Сережа вернулся с «поля» через три дня. Когда он пришел на пасеку, ульев больше не было. Окна и дверь были забиты досками. Мед скоро съели.
…Наверно, у каждого в молодости бывает демон постарше возрастом, пытающийся разубедить юную душу в людях и вселить сомнения в самой возможности бескорыстия. Коломейцев таким демоном для Сережи не был — он был его идолом. В Коломейцеве была жесткая элегантность походного джентльменства: он никогда не лез в чужую душу, но и не допускал людей в свою. Он был всецело подчинен только главной рабочей задаче, и если допускал отклонения от нее, то лишь незаметные для окружающих, а если допускал отклонения других, то только с его, коломейцевского, ведома. Он считал, что иначе все бы распалось. В экспедиции не было ни тени панибратства с начальником, и самим начальником пресекалось панибратство подчиненных друг с другом. Втихомолку кое-кто из геологов называл это «просвещенным абсолютизмом». Но Коломейцева невозможно было упрекнуть в том, что, не давая поблажек другим, он ставил себя в какое-то особое, привилегированное положение. Его привилегия была только одна: решать все самому.
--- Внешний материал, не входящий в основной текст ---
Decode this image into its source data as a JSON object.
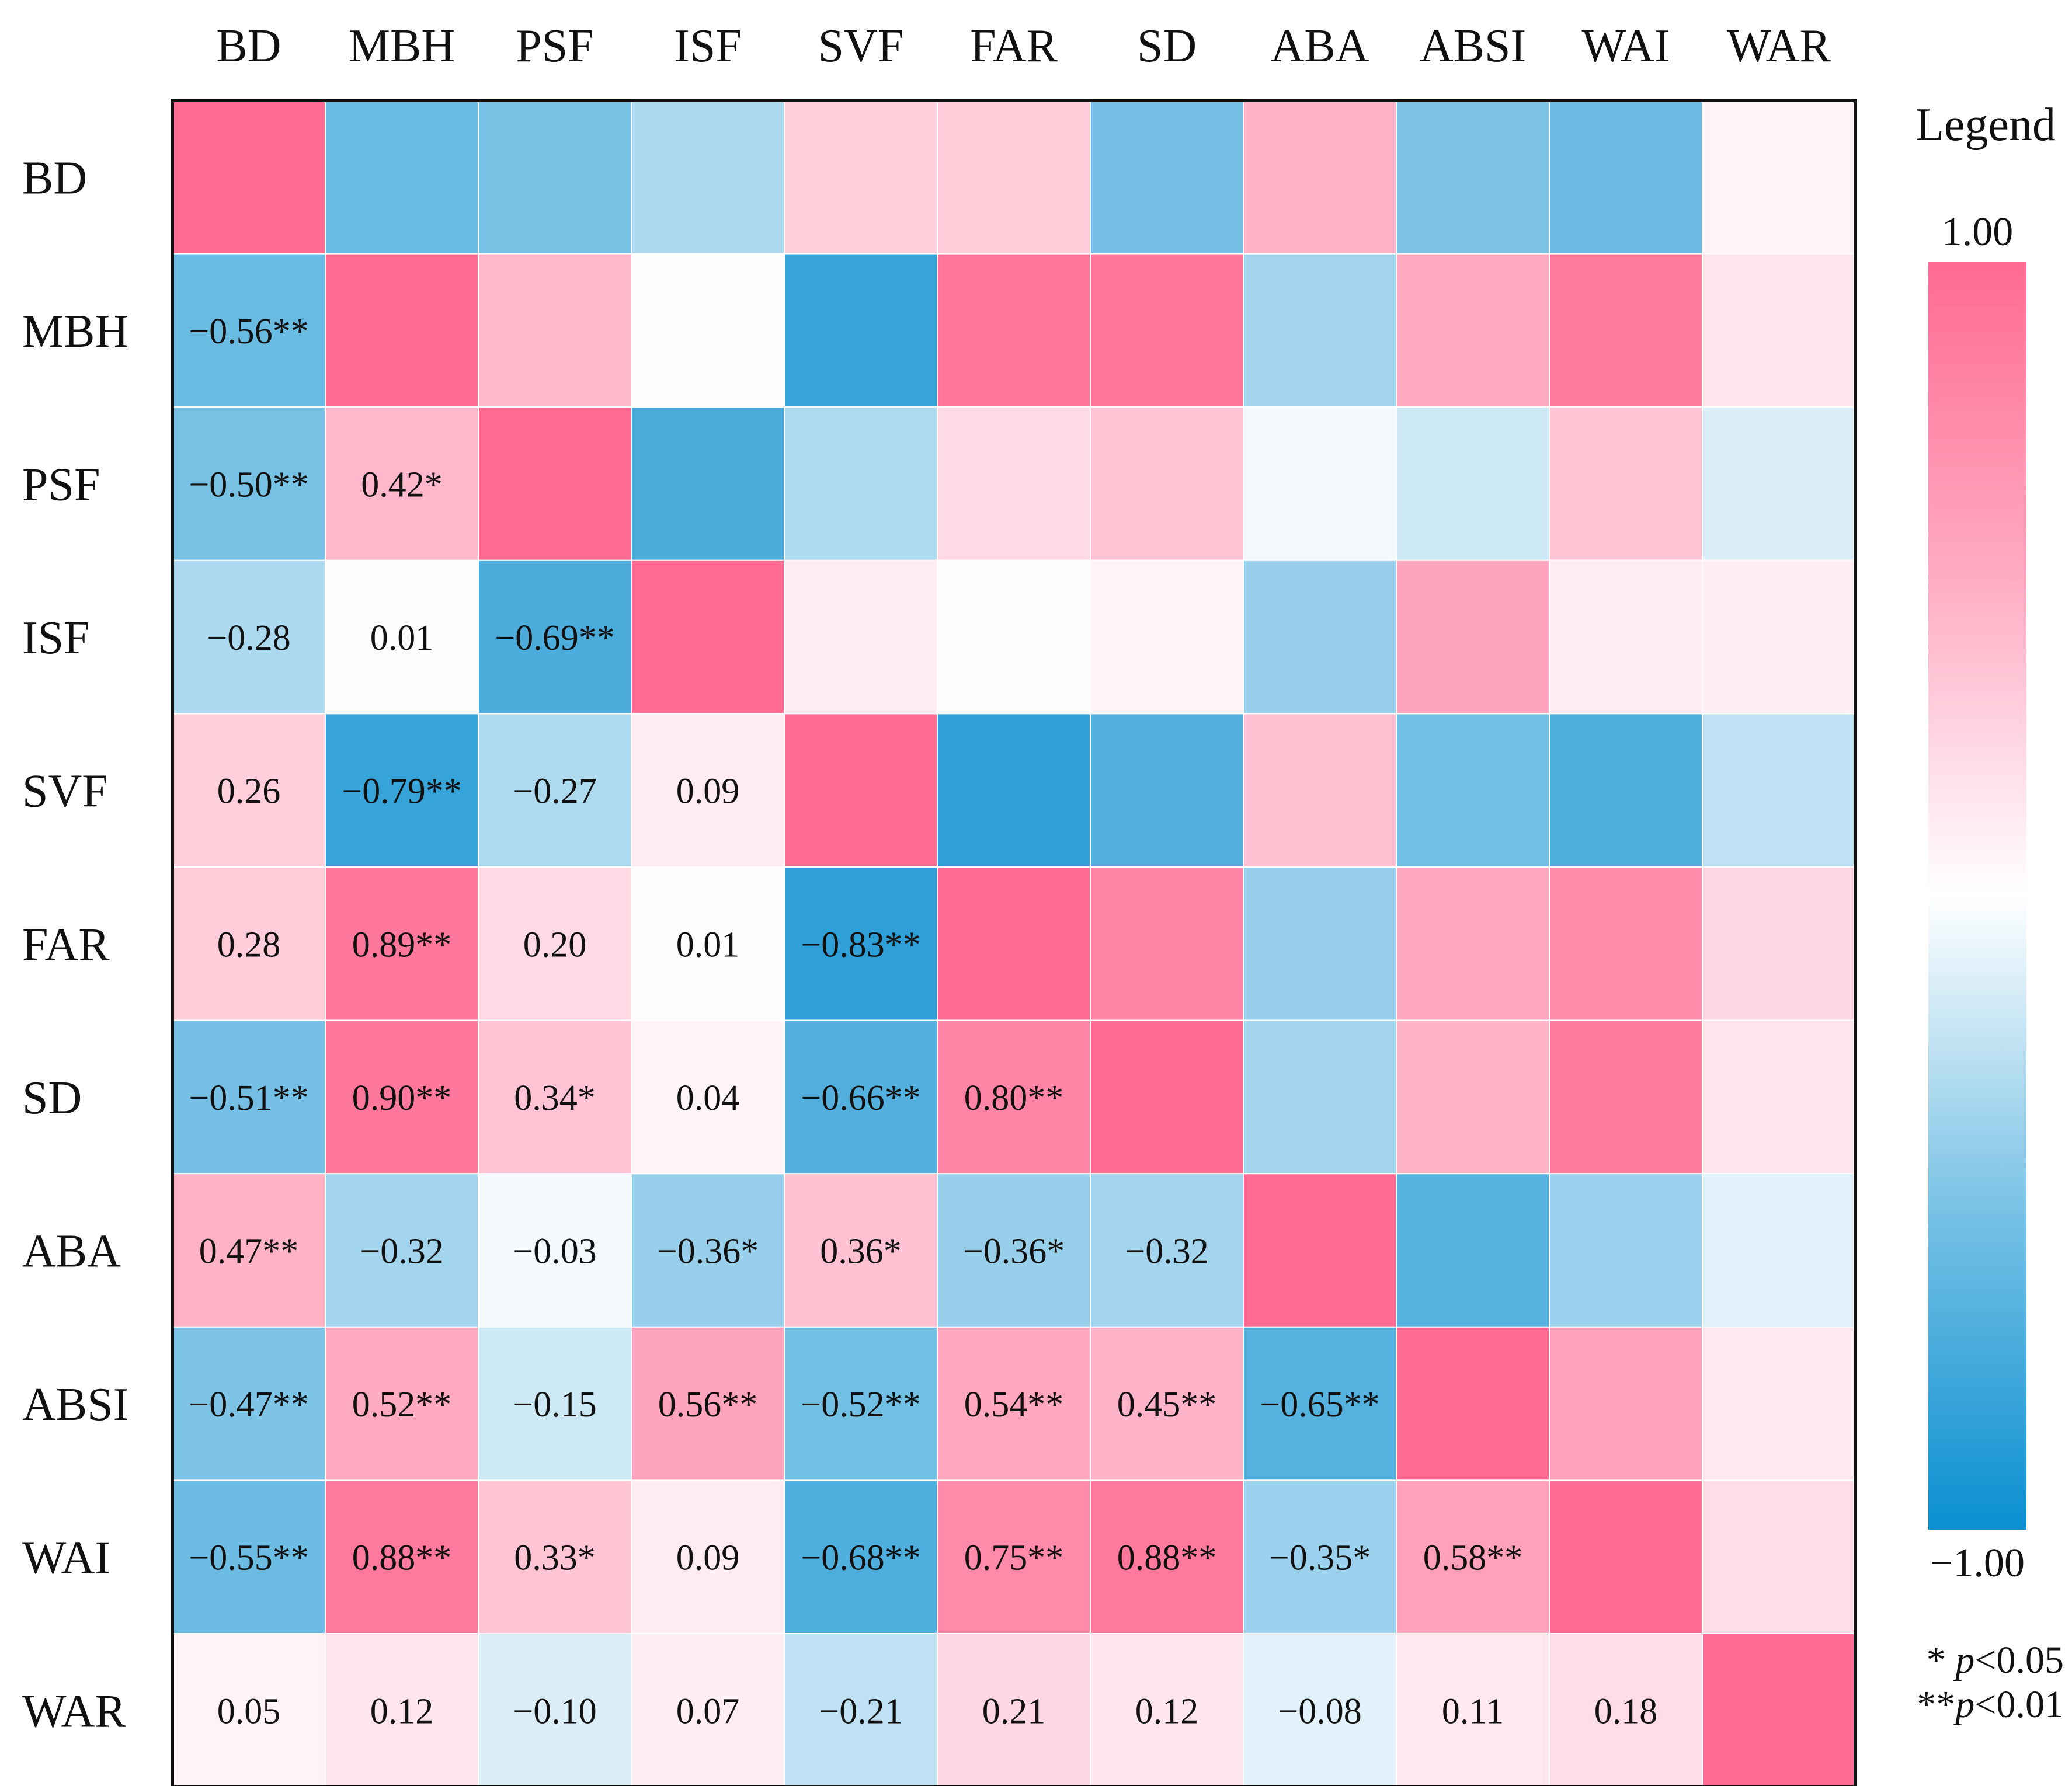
{
  "chart_data": {
    "type": "heatmap",
    "title": "",
    "variables": [
      "BD",
      "MBH",
      "PSF",
      "ISF",
      "SVF",
      "FAR",
      "SD",
      "ABA",
      "ABSI",
      "WAI",
      "WAR"
    ],
    "lower_triangle_labels": [
      [],
      [
        "−0.56**"
      ],
      [
        "−0.50**",
        "0.42*"
      ],
      [
        "−0.28",
        "0.01",
        "−0.69**"
      ],
      [
        "0.26",
        "−0.79**",
        "−0.27",
        "0.09"
      ],
      [
        "0.28",
        "0.89**",
        "0.20",
        "0.01",
        "−0.83**"
      ],
      [
        "−0.51**",
        "0.90**",
        "0.34*",
        "0.04",
        "−0.66**",
        "0.80**"
      ],
      [
        "0.47**",
        "−0.32",
        "−0.03",
        "−0.36*",
        "0.36*",
        "−0.36*",
        "−0.32"
      ],
      [
        "−0.47**",
        "0.52**",
        "−0.15",
        "0.56**",
        "−0.52**",
        "0.54**",
        "0.45**",
        "−0.65**"
      ],
      [
        "−0.55**",
        "0.88**",
        "0.33*",
        "0.09",
        "−0.68**",
        "0.75**",
        "0.88**",
        "−0.35*",
        "0.58**"
      ],
      [
        "0.05",
        "0.12",
        "−0.10",
        "0.07",
        "−0.21",
        "0.21",
        "0.12",
        "−0.08",
        "0.11",
        "0.18"
      ]
    ],
    "correlation_matrix": [
      [
        1.0,
        -0.56,
        -0.5,
        -0.28,
        0.26,
        0.28,
        -0.51,
        0.47,
        -0.47,
        -0.55,
        0.05
      ],
      [
        -0.56,
        1.0,
        0.42,
        0.01,
        -0.79,
        0.89,
        0.9,
        -0.32,
        0.52,
        0.88,
        0.12
      ],
      [
        -0.5,
        0.42,
        1.0,
        -0.69,
        -0.27,
        0.2,
        0.34,
        -0.03,
        -0.15,
        0.33,
        -0.1
      ],
      [
        -0.28,
        0.01,
        -0.69,
        1.0,
        0.09,
        0.01,
        0.04,
        -0.36,
        0.56,
        0.09,
        0.07
      ],
      [
        0.26,
        -0.79,
        -0.27,
        0.09,
        1.0,
        -0.83,
        -0.66,
        0.36,
        -0.52,
        -0.68,
        -0.21
      ],
      [
        0.28,
        0.89,
        0.2,
        0.01,
        -0.83,
        1.0,
        0.8,
        -0.36,
        0.54,
        0.75,
        0.21
      ],
      [
        -0.51,
        0.9,
        0.34,
        0.04,
        -0.66,
        0.8,
        1.0,
        -0.32,
        0.45,
        0.88,
        0.12
      ],
      [
        0.47,
        -0.32,
        -0.03,
        -0.36,
        0.36,
        -0.36,
        -0.32,
        1.0,
        -0.65,
        -0.35,
        -0.08
      ],
      [
        -0.47,
        0.52,
        -0.15,
        0.56,
        -0.52,
        0.54,
        0.45,
        -0.65,
        1.0,
        0.58,
        0.11
      ],
      [
        -0.55,
        0.88,
        0.33,
        0.09,
        -0.68,
        0.75,
        0.88,
        -0.35,
        0.58,
        1.0,
        0.18
      ],
      [
        0.05,
        0.12,
        -0.1,
        0.07,
        -0.21,
        0.21,
        0.12,
        -0.08,
        0.11,
        0.18,
        1.0
      ]
    ],
    "upper_triangle_display": "color only",
    "lower_triangle_display": "color with correlation labels",
    "diagonal": 1.0,
    "color_scale": {
      "min": -1.0,
      "max": 1.0,
      "min_label": "−1.00",
      "max_label": "1.00",
      "negative_color": "#0a8fd0",
      "mid_color": "#ffffff",
      "positive_color": "#ff6a92"
    },
    "legend_title": "Legend",
    "legend_position": "right",
    "significance_notes": [
      {
        "marker": "* ",
        "p": "p",
        "text": "<0.05"
      },
      {
        "marker": "**",
        "p": "p",
        "text": "<0.01"
      }
    ]
  }
}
Он ходил в самые трудные маршруты, проявлял самое большое мужество в тяжелые моменты, и никто не знал, волнуется ли когда-нибудь Коломейцев. Это создавало известные преимущества по сравнению с экспедициями, где начальники заискивали перед подчиненными, или спрашивали на общих собраниях повышенным голосом: «Что делать?», или срывались на крик, вызывавший неуважительные усмешки. Сережа еще с детства понял, что существует категория людей, которые патологически боятся сами решать какие бы то ни было вопросы. Это выявилось еще на заседаниях редколлегии школьной стенгазеты, когда некоторые ребята тренировались в боязни ответственности, начиная со школьной скамьи. Коломейцев никогда не боялся решать, он, казалось, был создан для решений. Решительным человеком был, впрочем, и Игорь Селезнев. Но Коломейцев, в отличие от Селезнева, никогда не гнушался самой черной работы, никогда не оскорблял людей зря. Селезнев не был трусом, но смелость у него была какая-то умышленная, а у Коломейцева врожденная. Селезнев окружал себя подхалимами, а Коломейцев их терпеть не мог.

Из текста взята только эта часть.